President Obama recently invoked the greatest hero of the conservative movement in calling for Congress to pass his tax-raising “Buffett Rule,” saying that the measure could be renamed the “Reagan Rule.”
Obama, who spoke this morning at the White House, taunted conservatives as extremists who have strayed even from Ronald Reagan in opposing the Buffett Rule, which puts a floor under millionaires’ taxers and was inspired by Buffett’s comment that he had paid a lower tax rate than his secretary.

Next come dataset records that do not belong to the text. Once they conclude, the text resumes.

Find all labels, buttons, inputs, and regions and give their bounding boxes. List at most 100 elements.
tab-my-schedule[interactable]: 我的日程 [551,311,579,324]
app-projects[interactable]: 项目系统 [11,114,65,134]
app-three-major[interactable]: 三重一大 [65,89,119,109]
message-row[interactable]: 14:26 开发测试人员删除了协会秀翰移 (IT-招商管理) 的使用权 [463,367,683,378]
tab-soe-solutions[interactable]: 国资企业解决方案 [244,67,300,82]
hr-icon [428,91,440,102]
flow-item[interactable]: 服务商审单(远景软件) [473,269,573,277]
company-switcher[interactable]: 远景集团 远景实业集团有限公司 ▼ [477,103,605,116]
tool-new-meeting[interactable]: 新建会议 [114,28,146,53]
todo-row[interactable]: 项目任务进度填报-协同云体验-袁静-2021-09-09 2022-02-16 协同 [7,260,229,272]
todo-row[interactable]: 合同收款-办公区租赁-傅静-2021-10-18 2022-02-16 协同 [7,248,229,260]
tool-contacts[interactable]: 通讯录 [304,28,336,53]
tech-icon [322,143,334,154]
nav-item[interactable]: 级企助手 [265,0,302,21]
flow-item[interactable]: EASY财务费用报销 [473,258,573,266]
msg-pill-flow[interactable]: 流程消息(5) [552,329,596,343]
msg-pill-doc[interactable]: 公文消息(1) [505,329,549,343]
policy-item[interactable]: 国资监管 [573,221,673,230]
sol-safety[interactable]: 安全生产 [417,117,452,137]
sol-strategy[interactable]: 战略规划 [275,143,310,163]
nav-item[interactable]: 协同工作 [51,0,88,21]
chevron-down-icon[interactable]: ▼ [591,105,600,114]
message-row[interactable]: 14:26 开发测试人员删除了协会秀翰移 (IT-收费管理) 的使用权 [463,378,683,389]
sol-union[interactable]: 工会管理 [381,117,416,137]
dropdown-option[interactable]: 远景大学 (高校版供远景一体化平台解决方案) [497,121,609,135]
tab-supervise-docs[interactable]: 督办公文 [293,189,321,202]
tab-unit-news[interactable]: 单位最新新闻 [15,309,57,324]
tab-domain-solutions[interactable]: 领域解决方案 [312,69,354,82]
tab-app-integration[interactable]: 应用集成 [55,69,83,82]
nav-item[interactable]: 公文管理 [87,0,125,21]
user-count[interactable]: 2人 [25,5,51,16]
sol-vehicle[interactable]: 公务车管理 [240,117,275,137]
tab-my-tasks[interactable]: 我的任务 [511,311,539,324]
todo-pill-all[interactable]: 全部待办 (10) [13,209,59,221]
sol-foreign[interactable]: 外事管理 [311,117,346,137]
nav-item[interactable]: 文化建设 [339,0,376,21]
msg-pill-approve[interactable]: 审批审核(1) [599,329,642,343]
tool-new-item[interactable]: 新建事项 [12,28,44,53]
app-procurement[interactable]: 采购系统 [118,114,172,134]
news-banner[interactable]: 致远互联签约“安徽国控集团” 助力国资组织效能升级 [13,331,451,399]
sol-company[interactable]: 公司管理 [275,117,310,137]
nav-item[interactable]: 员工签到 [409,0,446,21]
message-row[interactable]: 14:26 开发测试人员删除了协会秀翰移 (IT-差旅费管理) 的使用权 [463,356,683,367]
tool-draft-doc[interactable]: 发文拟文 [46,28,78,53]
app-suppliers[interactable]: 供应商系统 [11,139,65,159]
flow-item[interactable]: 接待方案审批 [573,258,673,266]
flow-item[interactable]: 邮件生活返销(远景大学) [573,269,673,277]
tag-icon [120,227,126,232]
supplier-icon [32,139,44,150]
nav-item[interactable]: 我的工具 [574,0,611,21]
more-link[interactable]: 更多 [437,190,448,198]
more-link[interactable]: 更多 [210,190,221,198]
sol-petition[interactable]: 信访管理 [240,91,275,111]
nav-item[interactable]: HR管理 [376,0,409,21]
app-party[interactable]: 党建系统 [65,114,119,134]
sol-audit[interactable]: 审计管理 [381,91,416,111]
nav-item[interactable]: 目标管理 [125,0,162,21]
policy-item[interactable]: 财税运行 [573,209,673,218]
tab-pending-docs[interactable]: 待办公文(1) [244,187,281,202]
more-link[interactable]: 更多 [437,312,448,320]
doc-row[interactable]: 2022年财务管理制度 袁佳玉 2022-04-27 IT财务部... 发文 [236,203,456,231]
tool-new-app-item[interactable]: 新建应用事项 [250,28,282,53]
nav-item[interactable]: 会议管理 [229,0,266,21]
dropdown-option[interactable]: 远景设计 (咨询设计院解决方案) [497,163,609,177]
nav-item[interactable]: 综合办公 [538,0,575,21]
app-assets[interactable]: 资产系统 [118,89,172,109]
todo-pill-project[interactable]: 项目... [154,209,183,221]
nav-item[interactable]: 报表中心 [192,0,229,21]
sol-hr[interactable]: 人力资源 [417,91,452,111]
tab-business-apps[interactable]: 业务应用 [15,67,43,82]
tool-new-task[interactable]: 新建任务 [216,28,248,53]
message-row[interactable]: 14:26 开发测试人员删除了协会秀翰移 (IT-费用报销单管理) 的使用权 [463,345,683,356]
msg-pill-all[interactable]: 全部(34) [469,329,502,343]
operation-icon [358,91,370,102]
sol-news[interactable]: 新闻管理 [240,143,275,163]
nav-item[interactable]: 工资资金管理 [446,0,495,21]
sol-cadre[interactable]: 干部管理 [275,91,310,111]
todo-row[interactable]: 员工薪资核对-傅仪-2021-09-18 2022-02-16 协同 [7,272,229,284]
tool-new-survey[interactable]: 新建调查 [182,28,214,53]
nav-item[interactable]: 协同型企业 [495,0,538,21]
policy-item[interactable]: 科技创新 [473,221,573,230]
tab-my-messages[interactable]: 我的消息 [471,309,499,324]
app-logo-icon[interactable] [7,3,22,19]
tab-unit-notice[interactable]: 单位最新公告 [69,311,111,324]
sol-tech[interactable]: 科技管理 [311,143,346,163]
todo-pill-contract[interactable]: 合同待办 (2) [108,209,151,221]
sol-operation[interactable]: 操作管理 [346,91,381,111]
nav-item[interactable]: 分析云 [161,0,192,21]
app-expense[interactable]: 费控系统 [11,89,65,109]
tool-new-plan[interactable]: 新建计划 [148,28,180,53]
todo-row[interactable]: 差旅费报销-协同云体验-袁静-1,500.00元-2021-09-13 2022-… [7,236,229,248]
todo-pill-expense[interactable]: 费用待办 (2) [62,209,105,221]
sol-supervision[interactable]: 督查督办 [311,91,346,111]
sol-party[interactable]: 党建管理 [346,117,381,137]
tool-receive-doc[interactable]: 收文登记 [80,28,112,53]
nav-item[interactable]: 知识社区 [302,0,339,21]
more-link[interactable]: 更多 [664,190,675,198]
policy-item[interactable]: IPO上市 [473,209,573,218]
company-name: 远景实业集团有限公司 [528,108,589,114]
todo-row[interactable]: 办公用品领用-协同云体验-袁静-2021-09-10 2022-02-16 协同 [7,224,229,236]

Obama noted that Reagan had once expressed outrage over a millionaire paying a lower rate than a bus driver. Obama said:
That wild eyed, socialist, tax-hiking class warrior was Ronald Reagan . . . If it will help convince folks in Congress to make the right choice, we could call it the Reagan Rule instead of the Buffett Rule.
But Reagan at the time was calling for Congress to close tax loopholes and was campaigning for passage of the 1986 tax reform act, which was designed to be revenue neutral. In exchange for taking away the loopholes, the law, which Reagan ended up signing, lowered the top federal income tax rate for the wealthiest from 50 percent to 28 percent.
By contrast, Obama’s Buffett Rule would raise taxes, mandating that millionaires pay a minimum tax rate of 30 percent. This would raise taxes for some, especially those whose earnings are largely derived from investments taxed at a lower rate than income.